The rise of the internet has changed a lot of things. We all walk around with computers in our pockets and expect instant connection, instant response, and instant action. Many of us expect a level of service kings and queens wouldn’t have counted on in the past, and we want it in seconds, if not nanoseconds.
The internet hasn’t really changed the physical world, though. People want physical objects to be customized, creative, and available for same-day delivery. Yet the time involved in creating, producing, and shipping hasn’t actually changed much.
The result is a lot of pressure from opposing forces: a demand for innovation and customization plus super-fast turnaround.
One way to move toward success with this challenge is connected engineering: using the new technology available for communication to make up for the lack of new technology that makes packages travel in the twinkling of an eye.
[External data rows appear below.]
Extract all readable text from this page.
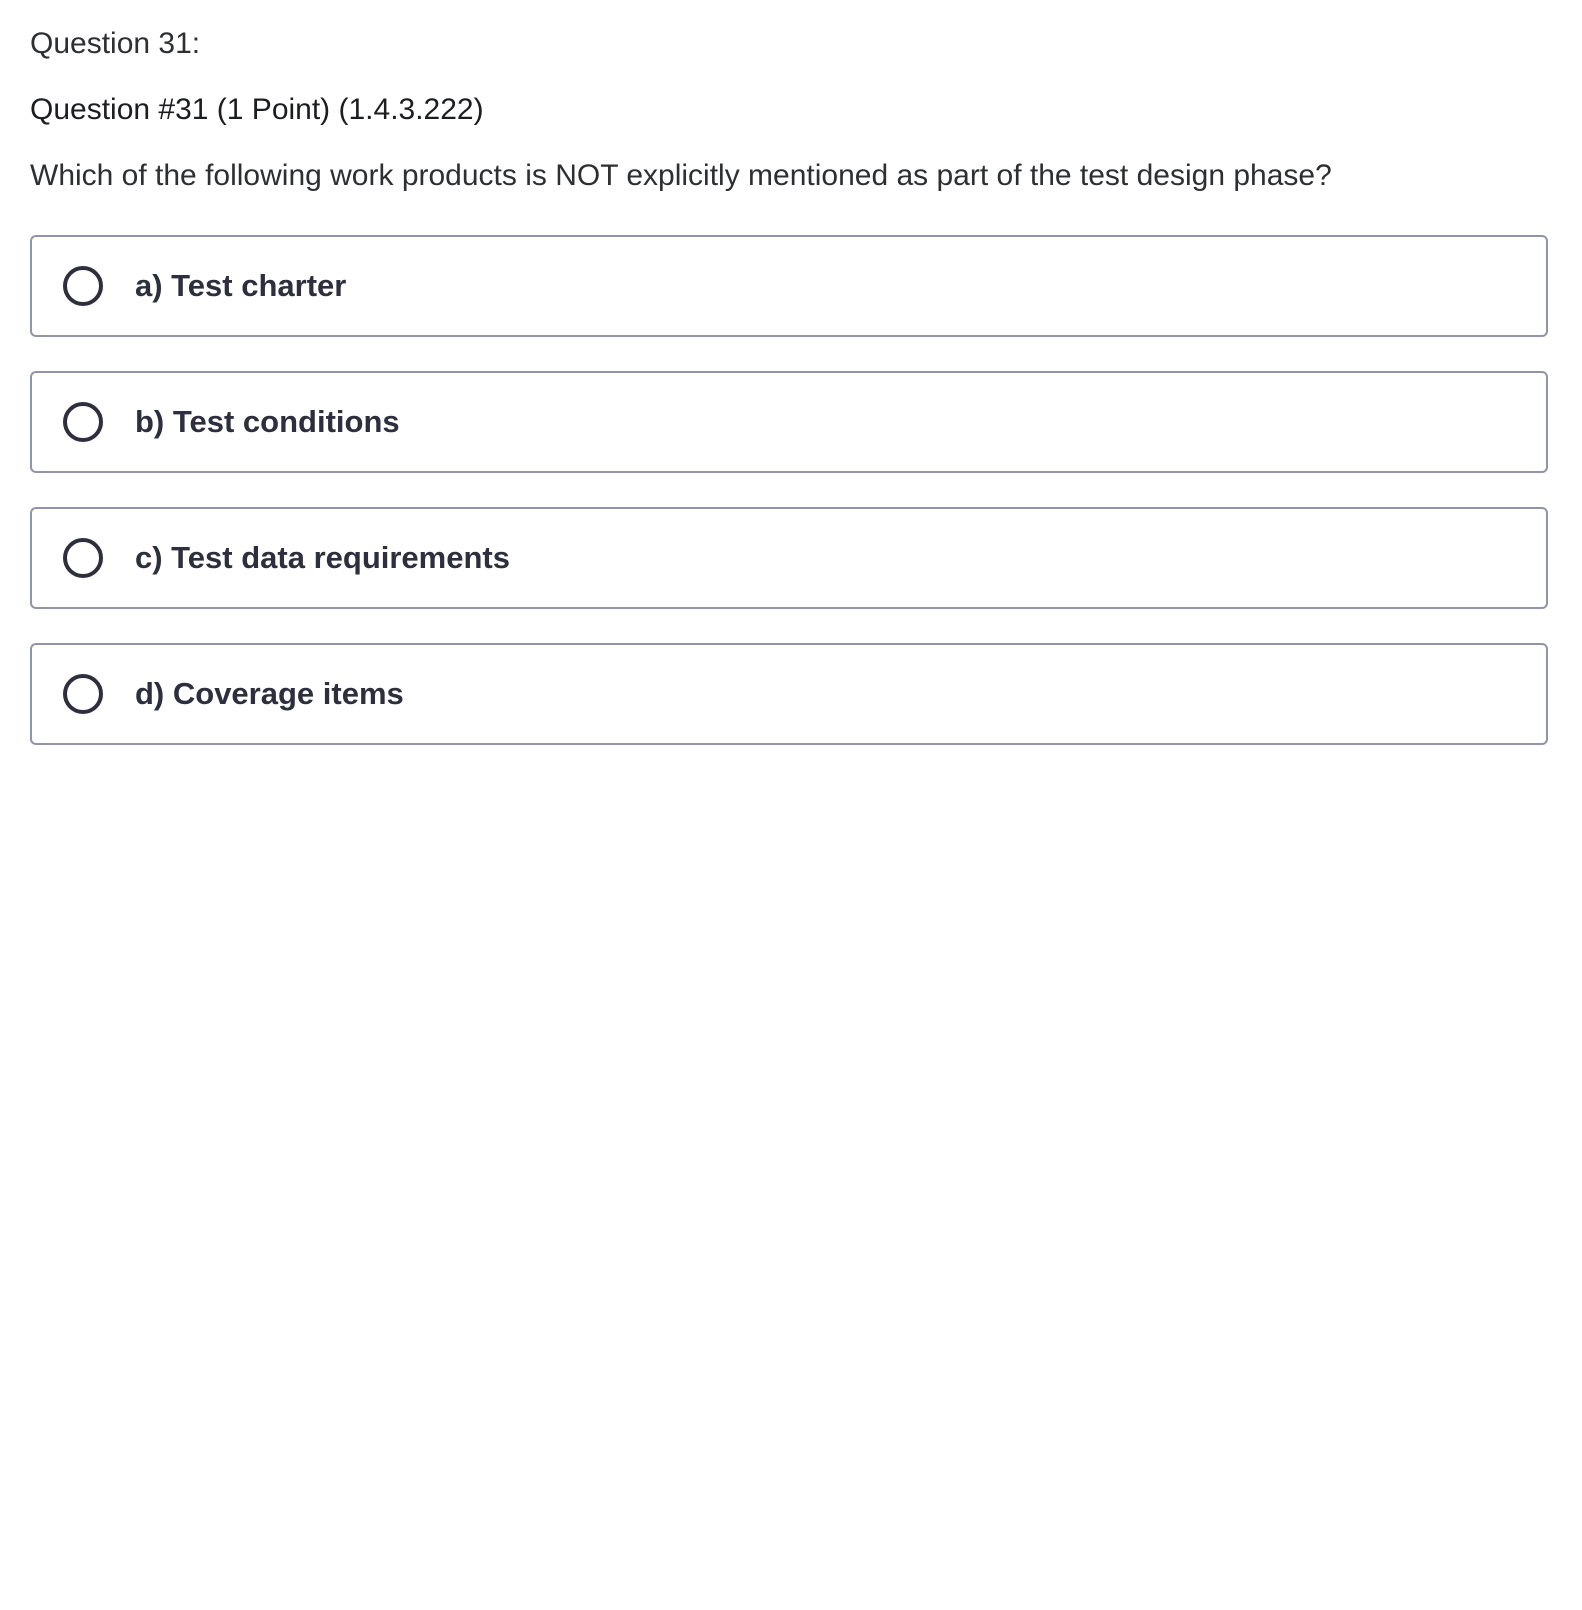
Question 31:
Question #31 (1 Point) (1.4.3.222)
Which of the following work products is NOT explicitly mentioned as part of the test design phase?
a) Test charter
b) Test conditions
c) Test data requirements
d) Coverage items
If prototypes can be printed out with 3-D printing or simulated very well with graphic software, the time to go from design to prototype can be much shorter. Sales people can present digital prototypes instead of carrying (and waiting for) samples. Changes and decisions can get from the C suite to the factory floor faster. Clear information about problems, tweaks, and needed adjustments can reach production in seconds, not days.
Often the first thing we think of is trying to speed up the machinery. Yet, if we look very closely at the supply chain, we find that human actions and transportation account for many of the hours (days? weeks?) in the chain.
Speeding up the communication and transportation can make a difference — without the downsides of upgrading machinery.